# Exciting new La Pav temperature stability mod!



## timmyjj21 (May 10, 2015)

I just recently joined the La Pavoni Lever Machine Owners Facebook page. Some new developments were there that I hadn't seen before.

One involved the pre-millenniums adding a plug behind the group head and cutting a hole in the dipper tube to make the group head water heated instead of steam heated.

https://www.home-barista.com/repairs/heat-control-of-1984-la-pavoni-professional-t40936-40.html

As a side note....IMS SCREENS AND BASKETS FOR LA PAV! YAY!


----------



## jimbojohn55 (Jan 15, 2016)

good find - but I'm not exactly sure why this mod would bring hot water into the group to heat it in a way that was different to the standard dipper tube, I'm guessing its because it has a bigger exit route and the pipe extends further?
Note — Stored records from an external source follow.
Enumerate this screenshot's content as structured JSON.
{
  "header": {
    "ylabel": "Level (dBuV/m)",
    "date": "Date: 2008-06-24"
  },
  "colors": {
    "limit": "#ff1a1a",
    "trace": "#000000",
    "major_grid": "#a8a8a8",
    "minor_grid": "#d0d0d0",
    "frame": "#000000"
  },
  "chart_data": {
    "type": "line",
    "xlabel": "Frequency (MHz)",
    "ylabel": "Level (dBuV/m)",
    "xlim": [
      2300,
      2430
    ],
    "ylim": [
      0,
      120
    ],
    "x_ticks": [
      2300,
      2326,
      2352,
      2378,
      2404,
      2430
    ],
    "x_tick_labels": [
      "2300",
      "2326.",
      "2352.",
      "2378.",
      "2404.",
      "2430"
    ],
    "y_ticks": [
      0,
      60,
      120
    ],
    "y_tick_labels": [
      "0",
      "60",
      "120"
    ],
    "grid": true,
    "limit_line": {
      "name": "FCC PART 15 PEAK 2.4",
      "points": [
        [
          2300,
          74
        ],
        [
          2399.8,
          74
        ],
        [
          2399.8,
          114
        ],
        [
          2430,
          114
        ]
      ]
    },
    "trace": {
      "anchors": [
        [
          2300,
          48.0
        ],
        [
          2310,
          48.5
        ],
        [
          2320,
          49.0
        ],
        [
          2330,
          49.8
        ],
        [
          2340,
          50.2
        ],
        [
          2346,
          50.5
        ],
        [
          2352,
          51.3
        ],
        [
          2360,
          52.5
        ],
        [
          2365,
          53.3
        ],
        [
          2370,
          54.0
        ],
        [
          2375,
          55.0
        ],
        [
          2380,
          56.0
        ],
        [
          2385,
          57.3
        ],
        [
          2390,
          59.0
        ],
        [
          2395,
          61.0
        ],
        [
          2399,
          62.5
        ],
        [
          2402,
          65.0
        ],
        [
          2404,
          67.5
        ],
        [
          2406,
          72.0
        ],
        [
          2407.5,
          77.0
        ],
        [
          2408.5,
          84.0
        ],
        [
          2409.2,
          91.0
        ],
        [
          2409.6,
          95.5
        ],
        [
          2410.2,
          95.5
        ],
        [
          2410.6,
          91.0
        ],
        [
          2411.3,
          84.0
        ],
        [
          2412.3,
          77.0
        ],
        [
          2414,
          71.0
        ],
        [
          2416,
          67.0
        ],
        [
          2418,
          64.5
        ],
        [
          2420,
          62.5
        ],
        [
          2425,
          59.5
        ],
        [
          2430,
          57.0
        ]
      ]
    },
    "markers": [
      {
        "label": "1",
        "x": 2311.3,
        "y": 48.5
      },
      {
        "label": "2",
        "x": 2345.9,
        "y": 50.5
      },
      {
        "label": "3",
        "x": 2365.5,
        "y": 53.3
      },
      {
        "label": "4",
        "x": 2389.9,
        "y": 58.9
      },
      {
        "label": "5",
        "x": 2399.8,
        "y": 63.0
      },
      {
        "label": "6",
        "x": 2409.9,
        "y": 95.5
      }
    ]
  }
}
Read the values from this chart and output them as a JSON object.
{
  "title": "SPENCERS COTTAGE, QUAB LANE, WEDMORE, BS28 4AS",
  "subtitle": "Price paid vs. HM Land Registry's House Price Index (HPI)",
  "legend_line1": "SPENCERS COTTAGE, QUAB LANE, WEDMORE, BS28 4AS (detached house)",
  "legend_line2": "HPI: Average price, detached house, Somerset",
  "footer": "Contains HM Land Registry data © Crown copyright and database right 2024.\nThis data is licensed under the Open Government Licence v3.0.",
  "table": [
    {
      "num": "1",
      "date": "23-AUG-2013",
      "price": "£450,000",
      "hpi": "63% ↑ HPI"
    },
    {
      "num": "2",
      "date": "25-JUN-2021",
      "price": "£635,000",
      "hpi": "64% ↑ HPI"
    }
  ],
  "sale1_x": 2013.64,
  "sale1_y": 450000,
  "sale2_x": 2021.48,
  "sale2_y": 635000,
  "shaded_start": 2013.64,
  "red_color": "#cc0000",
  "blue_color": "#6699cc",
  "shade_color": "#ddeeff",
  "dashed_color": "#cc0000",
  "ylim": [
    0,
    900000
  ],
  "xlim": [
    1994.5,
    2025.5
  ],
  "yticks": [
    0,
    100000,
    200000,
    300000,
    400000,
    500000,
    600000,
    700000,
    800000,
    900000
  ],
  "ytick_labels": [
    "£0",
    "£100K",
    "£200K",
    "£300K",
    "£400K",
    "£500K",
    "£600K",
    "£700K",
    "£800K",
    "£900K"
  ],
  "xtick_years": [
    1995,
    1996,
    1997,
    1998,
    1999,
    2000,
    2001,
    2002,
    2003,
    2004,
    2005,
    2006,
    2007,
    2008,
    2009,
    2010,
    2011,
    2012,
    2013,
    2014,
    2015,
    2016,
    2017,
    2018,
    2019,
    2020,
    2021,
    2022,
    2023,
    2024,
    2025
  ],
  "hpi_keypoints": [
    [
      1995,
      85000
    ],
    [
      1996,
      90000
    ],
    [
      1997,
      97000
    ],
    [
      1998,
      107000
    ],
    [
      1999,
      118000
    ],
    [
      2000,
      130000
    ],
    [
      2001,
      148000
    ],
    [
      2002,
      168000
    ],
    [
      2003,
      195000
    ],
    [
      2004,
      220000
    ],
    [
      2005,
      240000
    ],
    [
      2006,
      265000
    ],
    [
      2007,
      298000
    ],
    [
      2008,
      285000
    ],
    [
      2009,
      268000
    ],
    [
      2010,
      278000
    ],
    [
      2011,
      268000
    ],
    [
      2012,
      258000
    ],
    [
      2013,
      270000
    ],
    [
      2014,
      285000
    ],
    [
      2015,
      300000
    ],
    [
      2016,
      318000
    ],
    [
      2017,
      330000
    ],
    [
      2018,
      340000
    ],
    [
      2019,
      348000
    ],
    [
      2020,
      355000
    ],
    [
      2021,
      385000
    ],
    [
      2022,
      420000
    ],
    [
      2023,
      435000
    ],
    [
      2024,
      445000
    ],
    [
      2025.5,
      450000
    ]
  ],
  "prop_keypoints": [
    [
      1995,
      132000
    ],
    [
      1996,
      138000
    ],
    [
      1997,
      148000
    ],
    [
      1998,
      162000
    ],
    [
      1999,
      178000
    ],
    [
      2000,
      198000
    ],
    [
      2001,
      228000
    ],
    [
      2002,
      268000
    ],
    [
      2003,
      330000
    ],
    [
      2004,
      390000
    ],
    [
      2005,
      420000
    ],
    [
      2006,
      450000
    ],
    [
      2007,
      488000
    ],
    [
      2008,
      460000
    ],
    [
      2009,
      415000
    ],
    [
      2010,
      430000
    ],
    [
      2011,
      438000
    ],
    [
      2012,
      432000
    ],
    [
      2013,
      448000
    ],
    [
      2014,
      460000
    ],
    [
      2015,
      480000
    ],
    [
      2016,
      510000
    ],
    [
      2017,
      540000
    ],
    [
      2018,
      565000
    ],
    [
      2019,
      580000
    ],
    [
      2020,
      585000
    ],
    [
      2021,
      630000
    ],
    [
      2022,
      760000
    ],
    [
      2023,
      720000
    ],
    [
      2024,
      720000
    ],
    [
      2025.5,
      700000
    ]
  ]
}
the solution they use would be neater and easier if they used a small threaded copper tube inserted into the inner face of the syphon -

its got me thinking anyway!


----------



## timmyjj21 (May 10, 2015)

From what I understand, the plug seals the group head neck from steam, and a handle pump fills the area with water due to the hole on the dipper tube.


----------



## Rob1 (Apr 9, 2015)

Just found out about the brew pressure gauge from the same thread. Amazing stuff.


----------